Волков спрятал икону в комод, зачем-то пригасил лампу — на стены легли размазанные, но густые тени. За оконцем уже лежала плотная, смолистая тьма. В казарме было тихо, только слышался здоровый, бодрый храп из расположения да тиканье маятника над головой у часового, который стоя дремал, поклёвывал носом.
— Никому не сказывай об иконе.
— Не скажу, господин фельдфебель.
— Да какой я теперь тебе «господин»! Ты мне, малой, всё одно что сын. Мне Матерь Божья указала на тебя. Понимать надо! С нами в руководительницах и защитницах теперь Она. А своей сестрице отпиши: впала-де ты в прелесть, устроенную хитромудрым антихристом. Затащит он её не ровен час в омут греха. Погубит девку.
— Отчего же Бог оказывается порой слабже антихриста?
— И ты ересью соблазняешься! — ударил Волков мозолистым толстым пальцем по столешнице. Но, помолчав, стал спокойно рассуждать: — Ржа неверия разъедает души людей. Озлобляются они друг на друга, завидует сосед соседу, копят имущество, дрожат за его сохранность, а не радуются жизни да Божьей благодати, всё ещё изобильно разлитой по белому свету. Один старец сказывал мне: вскоре-де настанут времена тяжких испытаний, бесовские пляски возвластвуют. А почему, Василий? Да потому, что не хотят люди жить по заповедям Господним, дарованным издревле, стали торить свои дороги, новые пути. Умствуют! Спорят с Небом! А дорога истинная одна — в Царствие Божье. Намыкаются люди, сказывал старец, с лихвой. Войны великие и беспощадные сотрясут землю. Беда, беда! — качал головой Волков.
— Когда наступят страшные времена?
— Не ведаю. Может, — уже. Да, да, похоже, что наступили — никудышно живут люди, до чрезвычайности плохо. Одни в плясках да хохоте, а другие в неимоверных трудах и злобе. Но те и другие попусту живут — прожигают жизнь, не готовятся к вечной жизни и не ждут Царствия Божьего.
— Погибнет белый свет?
— Не знаю. Бог всемилостив. Верь, надейся и… — Он помолчал и добавил, слегка вздохнув: — И люби.
— Кого?
— На то сердце тебе укажет. Оно у тебя живое. Ступай, да помни уговор — никому не сказывай об иконе: не верю я никонианам… хотя по внешнему виду вроде как и сам никонианин — выпиваю, курю, чай употребляю да редко молюсь, — грустно улыбнулся Волков, подталкивая словно очарованного, заторможенного Василия к двери.
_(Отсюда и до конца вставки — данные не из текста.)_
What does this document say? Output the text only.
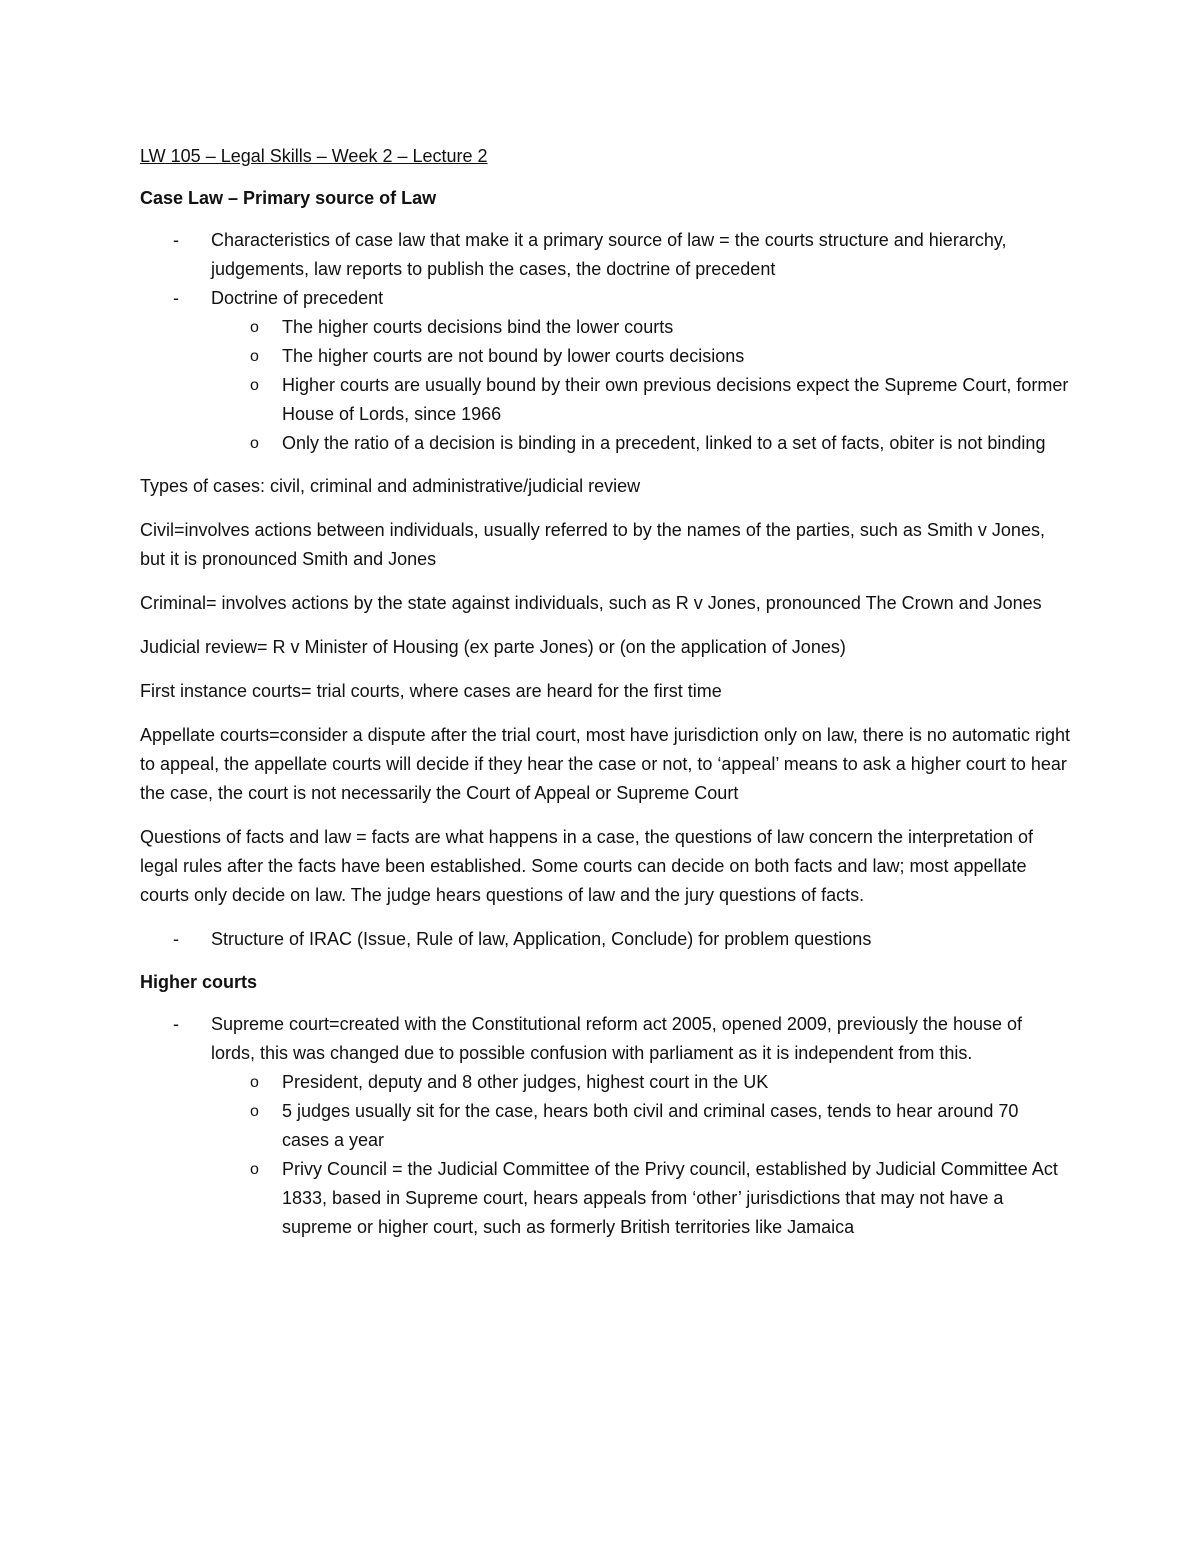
LW 105 – Legal Skills – Week 2 – Lecture 2
Case Law – Primary source of Law
- Characteristics of case law that make it a primary source of law = the courts structure and hierarchy, judgements, law reports to publish the cases, the doctrine of precedent
- Doctrine of precedent
o The higher courts decisions bind the lower courts
o The higher courts are not bound by lower courts decisions
o Higher courts are usually bound by their own previous decisions expect the Supreme Court, former House of Lords, since 1966
o Only the ratio of a decision is binding in a precedent, linked to a set of facts, obiter is not binding

Types of cases: civil, criminal and administrative/judicial review

Civil=involves actions between individuals, usually referred to by the names of the parties, such as Smith v Jones, but it is pronounced Smith and Jones

Criminal= involves actions by the state against individuals, such as R v Jones, pronounced The Crown and Jones

Judicial review= R v Minister of Housing (ex parte Jones) or (on the application of Jones)

First instance courts= trial courts, where cases are heard for the first time

Appellate courts=consider a dispute after the trial court, most have jurisdiction only on law, there is no automatic right to appeal, the appellate courts will decide if they hear the case or not, to ‘appeal’ means to ask a higher court to hear the case, the court is not necessarily the Court of Appeal or Supreme Court

Questions of facts and law = facts are what happens in a case, the questions of law concern the interpretation of legal rules after the facts have been established. Some courts can decide on both facts and law; most appellate courts only decide on law. The judge hears questions of law and the jury questions of facts.

- Structure of IRAC (Issue, Rule of law, Application, Conclude) for problem questions
Higher courts
- Supreme court=created with the Constitutional reform act 2005, opened 2009, previously the house of lords, this was changed due to possible confusion with parliament as it is independent from this.
o President, deputy and 8 other judges, highest court in the UK
o 5 judges usually sit for the case, hears both civil and criminal cases, tends to hear around 70 cases a year
o Privy Council = the Judicial Committee of the Privy council, established by Judicial Committee Act 1833, based in Supreme court, hears appeals from ‘other’ jurisdictions that may not have a supreme or higher court, such as formerly British territories like Jamaica
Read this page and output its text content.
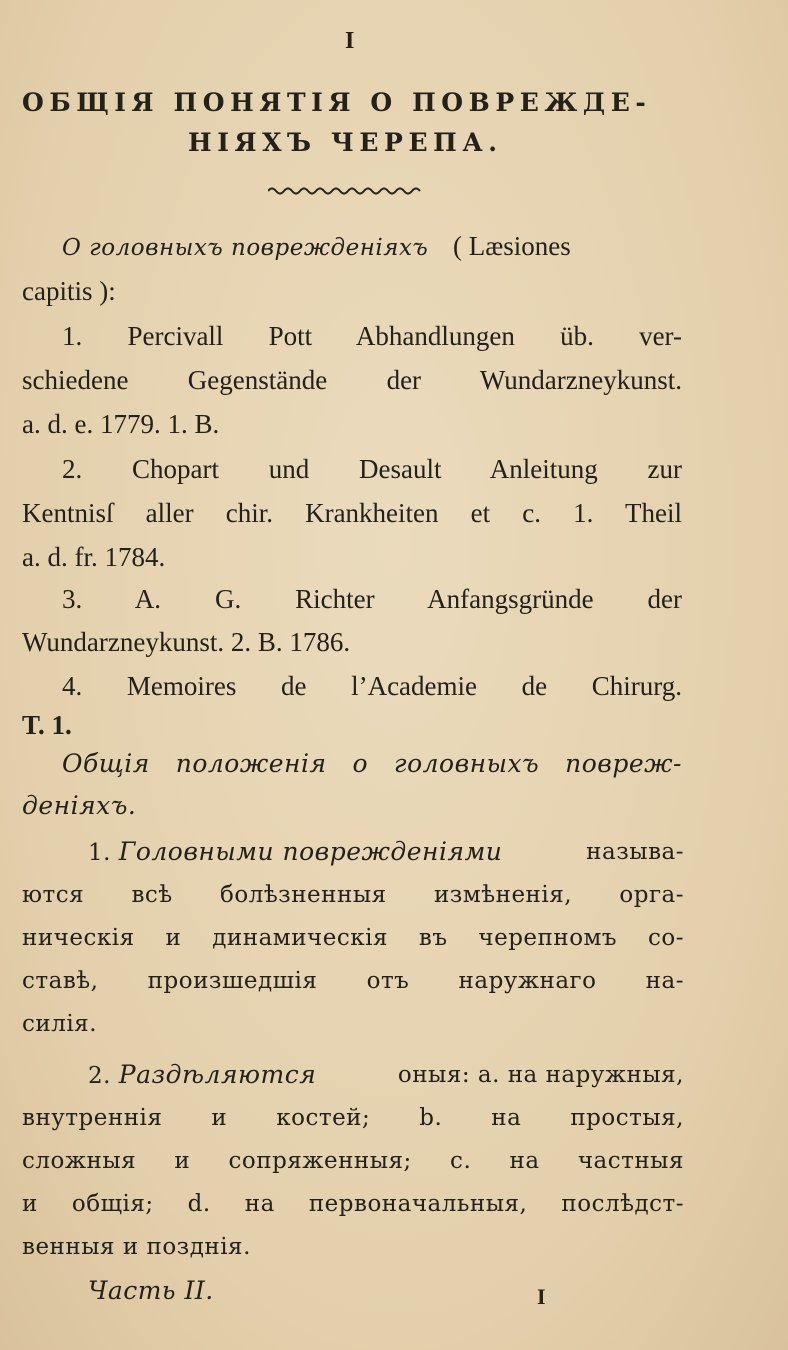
I
ОБЩІЯ ПОНЯТІЯ О ПОВРЕЖДЕ-
НІЯХЪ ЧЕРЕПА.
О головныхъ поврежденіяхъ ( Læsiones
capitis ):
1. Percivall Pott Abhandlungen üb. ver-
schiedene Gegenstände der Wundarzneykunst.
a. d. e. 1779. 1. B.
2. Chopart und Desault Anleitung zur
Kentnisſ aller chir. Krankheiten et c. 1. Theil
a. d. fr. 1784.
3. A. G. Richter Anfangsgründe der
Wundarzneykunst. 2. B. 1786.
4. Memoires de l’Academie de Chirurg.
T. 1.
Общія положенія о головныхъ повреж-
деніяхъ.
1. Головными поврежденіями	называ-
ются всѣ болѣзненныя измѣненія, орга-
ническія и динамическія въ черепномъ со-
ставѣ, произшедшія отъ наружнаго на-
силія.
2. Раздѣляются	оныя: а. на наружныя,
внутреннія и костей; b. на простыя,
сложныя и сопряженныя; с. на частныя
и общія; d. на первоначальныя, послѣдст-
венныя и позднія.
Часть II.	I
Василий до утра не мог уснуть. Виделись ему большие, но смутные — как бы не до конца открывшиеся для него — глаза Божьей Матери; скатывались к земле прозрачные золотистые, как мёд, слёзы не слёзы, но действительное и несомненное мироточие. В душе становилось легко и печально, и далеко стала видеться ему жизнь, как с сопок правобережья виделись родные погожские дали, приангарские лесистые, пахотные земли, пойменные луга. За большим без штор окном казармы вставало туманное сизое утро, неохотно, сонно бросало на росистые кроны тополей скудные пучки лучей маленькое жёлтое цыплячье солнце, чуть выглянув из-за иркутных пологих сопок. Но день обещался быть горячим. Сон, наконец, сомкнул веки Василия, и он с час крепко поспал, подрагивая щекой и губами.